A column of lists containing the tokens extracted from the texts.

Parameters


extended_language_support: boolean = False

Whether to enable support for additional languages. By default, Catalan and Basque are not enabled, since they're supported only by a different class of language models that is much slower than the rest. This parameter can be used to enable them.

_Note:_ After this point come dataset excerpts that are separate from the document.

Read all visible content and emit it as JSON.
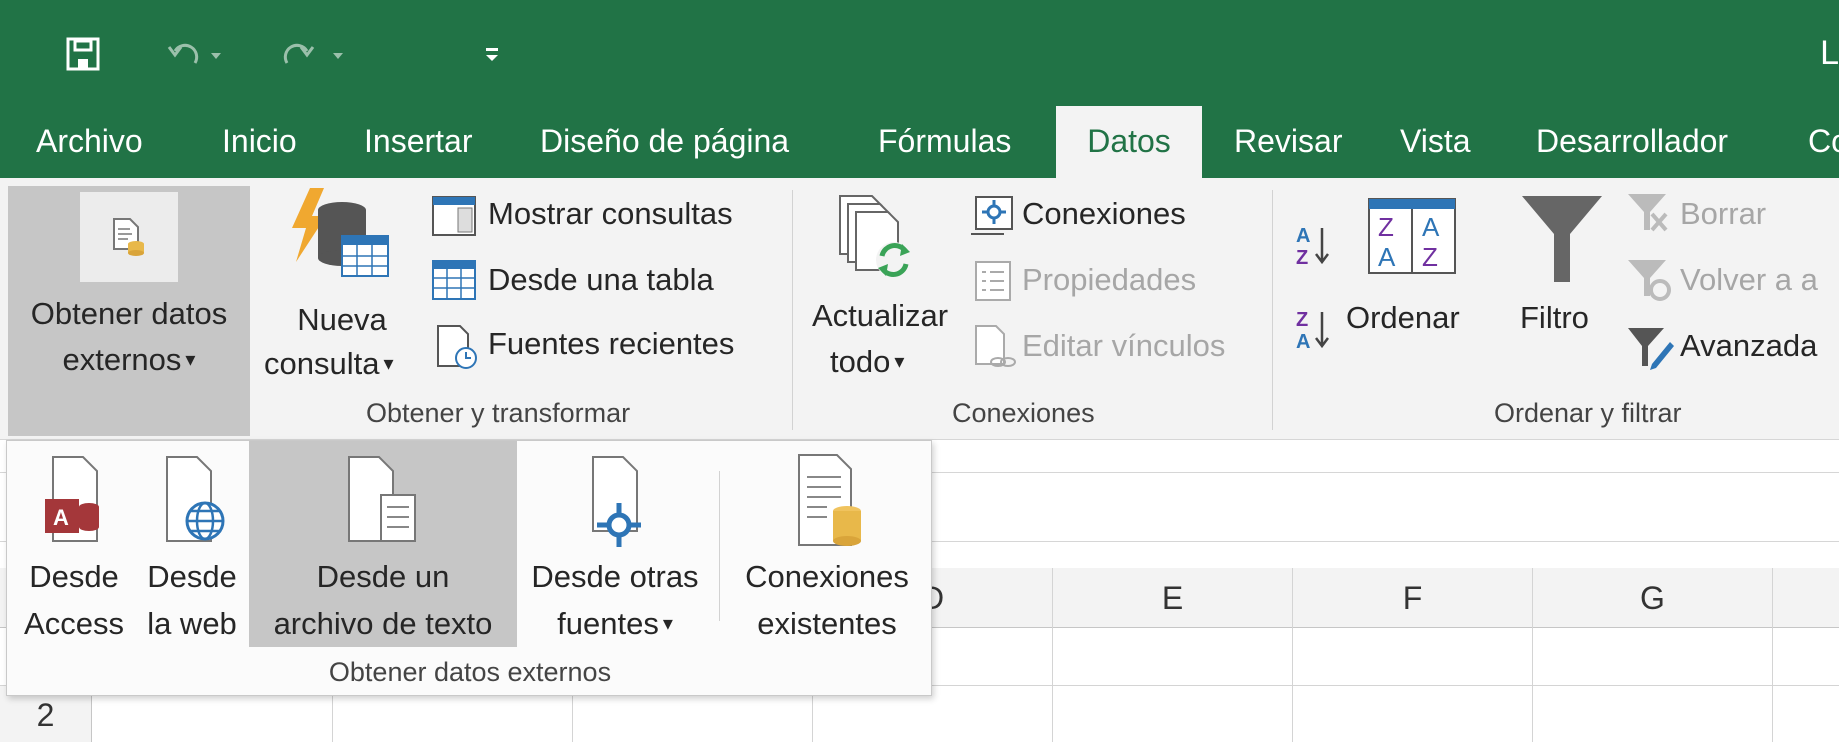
{
  "title_bar": {
    "window_title": "L",
    "qat": {
      "save_icon": "save-icon",
      "undo_icon": "undo-icon",
      "redo_icon": "redo-icon",
      "customize_icon": "customize-qat-icon"
    }
  },
  "tabs": [
    {
      "label": "Archivo"
    },
    {
      "label": "Inicio"
    },
    {
      "label": "Insertar"
    },
    {
      "label": "Diseño de página"
    },
    {
      "label": "Fórmulas"
    },
    {
      "label": "Datos",
      "active": true
    },
    {
      "label": "Revisar"
    },
    {
      "label": "Vista"
    },
    {
      "label": "Desarrollador"
    },
    {
      "label": "Co"
    }
  ],
  "ribbon": {
    "obtener_datos": {
      "line1": "Obtener datos",
      "line2": "externos",
      "icon": "external-data-icon"
    },
    "nueva_consulta": {
      "line1": "Nueva",
      "line2": "consulta",
      "icon": "new-query-icon"
    },
    "mostrar_consultas": "Mostrar consultas",
    "desde_una_tabla": "Desde una tabla",
    "fuentes_recientes": "Fuentes recientes",
    "group_obtener": "Obtener y transformar",
    "actualizar": {
      "line1": "Actualizar",
      "line2": "todo",
      "icon": "refresh-all-icon"
    },
    "conexiones": "Conexiones",
    "propiedades": "Propiedades",
    "editar_vinculos": "Editar vínculos",
    "group_conexiones": "Conexiones",
    "ordenar": "Ordenar",
    "filtro": "Filtro",
    "borrar": "Borrar",
    "volver": "Volver a a",
    "avanzadas": "Avanzada",
    "group_ordenar": "Ordenar y filtrar"
  },
  "dropdown": {
    "items": [
      {
        "line1": "Desde",
        "line2": "Access",
        "icon": "access-icon"
      },
      {
        "line1": "Desde",
        "line2": "la web",
        "icon": "web-icon"
      },
      {
        "line1": "Desde un",
        "line2": "archivo de texto",
        "icon": "text-file-icon",
        "hover": true
      },
      {
        "line1": "Desde otras",
        "line2": "fuentes",
        "icon": "other-sources-icon"
      },
      {
        "line1": "Conexiones",
        "line2": "existentes",
        "icon": "existing-connections-icon"
      }
    ],
    "group_label": "Obtener datos externos"
  },
  "grid": {
    "columns": [
      "D",
      "E",
      "F",
      "G"
    ],
    "rows": [
      "2"
    ]
  }
}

min_language_freq: number | integer = 0.02

Minimum number (or proportion) of texts to include a language in processing. Any texts in a language with fewer documents than these will be ignored. Can be useful to speed up processing when there is noise in the input languages, and when ignoring languages with a small number of documents only is acceptable. Values smaller than 1 will be interpreted as a proportion of all texts, and values greater than or equal to 1 as an absolute number of documents.


tokens: object

Configure how tokens are extracted and represented in the output. Define the kinds of tokens to extract, how to represent them, and their minimum or maximum frequency in the dataset to be included in the result.

Items in tokens

attrib: string = "lower"

Representation of the individual tokens to extract. I.e. whether verbatim (text/ortho), lower(-case) or lemmatized. Also see spaCy's attribute reference in this table for further information.

Must be one of: "orth", "lemma", "lower", "text"


exclude: array[string] = ['punct', 'urls']

Which kinds of tokens to exclude. Valid filters are stop words (stops), URLs (urls), punctuation (punct), digits, tokens containing non-alphabetic characters (non_alpha), and tokens containing non-ascii characters (non_ascii).

Items in exclude

item: string

Must be one of: "stops", "urls", "punct", "digits", "non_alpha", "non_ascii"


frequency_filter: object

Token frequency filter. Filters tokens based on the number of texts they occur in.

Items in frequency_filter

min_rows: integer = 2

Minimum number of rows. Tokens not occurring in at least these many rows (texts) will be excluded.

Range: 0 ≤ min_rows < inf


max_rows: number = 0.5

Maximum proportion of rows. Tokens occurring in more than this proportion of rows (texts) will be excluded.

Range: 0 ≤ max_rows ≤ 1


keep_top_n: integer | null

Keep n most frequent tokens. Whether to always include the n most frequent tokens, independent of the other filter parameters. Set to null to ignore.

Range: 0 ≤ keep_top_n < inf


filter_top_n: integer = 0

Exclude n most frequent tokens. Even if they passed the other filter conditions.

Range: 0 ≤ filter_top_n < inf


by_lang: boolean = False

Filter per language. Apply filter conditions separately to texts grouped by language, rather than across all texts.